The patients usually present with symptoms produced by mass effect of cyst on surrounding tissues. The common symptoms documented in literature are cough (53-62%), chest pain (49-91%), dyspnea (10-70%), hemoptysis, malaise, nausea, vomiting and thoracic deformations.[6] Indirect hemagglutination test is positive in only 50% of pulmonary hydatidosis. Chest X-ray or CT scan is the most important diagnostic method in pulmonary echinococcosis demonstrating one or more homogenous round or oval masses with smooth borders surrounded by normal lung tissue. Diagnosis is supported by serology in the majority of cases. Surgery is the main therapeutic approach for the removal of parasite, preventing intraoperative dissemination. A study by Shehatha et al in Iraq in 2008 stated that pneumonectomy should be reserved for larger cysts, dense secondary inflammation or complicated cases with bronchiectasis or hemoptysis.[7] Use of pre surgical chemotherapy reduces the chances of seeding and recurrence.
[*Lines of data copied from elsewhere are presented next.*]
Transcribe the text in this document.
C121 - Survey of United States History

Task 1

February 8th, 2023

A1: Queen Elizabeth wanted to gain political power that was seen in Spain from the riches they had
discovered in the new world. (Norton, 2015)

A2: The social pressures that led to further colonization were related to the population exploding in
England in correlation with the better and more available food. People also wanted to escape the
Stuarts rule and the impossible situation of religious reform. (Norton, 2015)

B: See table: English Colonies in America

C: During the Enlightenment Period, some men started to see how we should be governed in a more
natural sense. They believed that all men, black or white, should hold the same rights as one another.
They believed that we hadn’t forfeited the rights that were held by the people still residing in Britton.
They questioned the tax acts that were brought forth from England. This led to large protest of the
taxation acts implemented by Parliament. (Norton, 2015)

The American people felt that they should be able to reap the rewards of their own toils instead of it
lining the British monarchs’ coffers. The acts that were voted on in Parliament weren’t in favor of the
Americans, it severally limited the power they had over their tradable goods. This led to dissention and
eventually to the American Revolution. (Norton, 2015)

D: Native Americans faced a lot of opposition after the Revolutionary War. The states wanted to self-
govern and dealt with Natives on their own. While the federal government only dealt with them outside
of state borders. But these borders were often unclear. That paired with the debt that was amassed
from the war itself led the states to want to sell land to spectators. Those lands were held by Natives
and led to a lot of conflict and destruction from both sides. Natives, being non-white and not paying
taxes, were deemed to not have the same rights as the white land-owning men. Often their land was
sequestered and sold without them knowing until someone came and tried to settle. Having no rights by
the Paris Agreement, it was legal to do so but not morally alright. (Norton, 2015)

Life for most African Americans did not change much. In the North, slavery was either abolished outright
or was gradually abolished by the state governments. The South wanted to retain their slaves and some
Treatment using benzimidazoles is the preferred treatment when surgery is not available, or complete removal is not feasible.[8] Complications following surgery are rare and include pleural infection and prolonged air leakage. Operative mortality rate is less than 1-2%.[9]
Conclusion
There is limited literature on pulmonary cystic echinococcosis from India despite its high expected prevalence. In our case, the long standing pulmonary hydatid cyst was not diagnosed clinically or radiologically and was treated as refractory lung abscess.
References
- Huizinga WKJ, Grant CS, Daar AS. Hydatid disease. Oxford Textbook of Surgery, P. J. Morris and W. C. Wood, Oxford University Press, 2nd edition, 2000. pp. 3298–305
- Amir Jahed AK, Fardin R, Farzad A, Bakshandeh K. Clinical echinococcosis. Annals of Surgery. 1975;182(5):541–6.
- Borrie J. Fifty thoracic hydatid cysts. Br Jour Surg. 1962;50:268–87.
- Irfan KJ, Shivakumar S, Uchil S, Punith K. Primary pulmonary echinococcosis. The West London Medical Journal. 2014;6(1)29-32.
- Khalilzadeh S, Baghaie N, Ghafarzadeh B, Shadmehr MB, Velayati AA. Hydatid Pulmonary Disease in Children: A Nine-Year Study. Tanaffos 2004;3(12):43-48.
- Arroud M, Afifi MA, El Ghazi K, et al. Lung hydatid cysts in children: comparison study between giant and non-giant cysts. Pediatr Surg Int. 2009;25:37–40.
- Shehatha J, Alizzi A, Alward M, Konstantinov I. Thoracic hydatid disease; a review of 763 cases. Heart Lung Circ. 2008;17:502–50.
- Arinc S, Kosif A, Ertugrul M, et al. Evaluation of pulmonary hydatid cyst cases. Int J Surg. 2009;7:192–5.
- Dziri C, Haouet K, Fingerhut A, Zaouche A. Management of cystic echinococcosis complications and dissemination: where is the evidence? World J Surg. 2009;33:1266–73.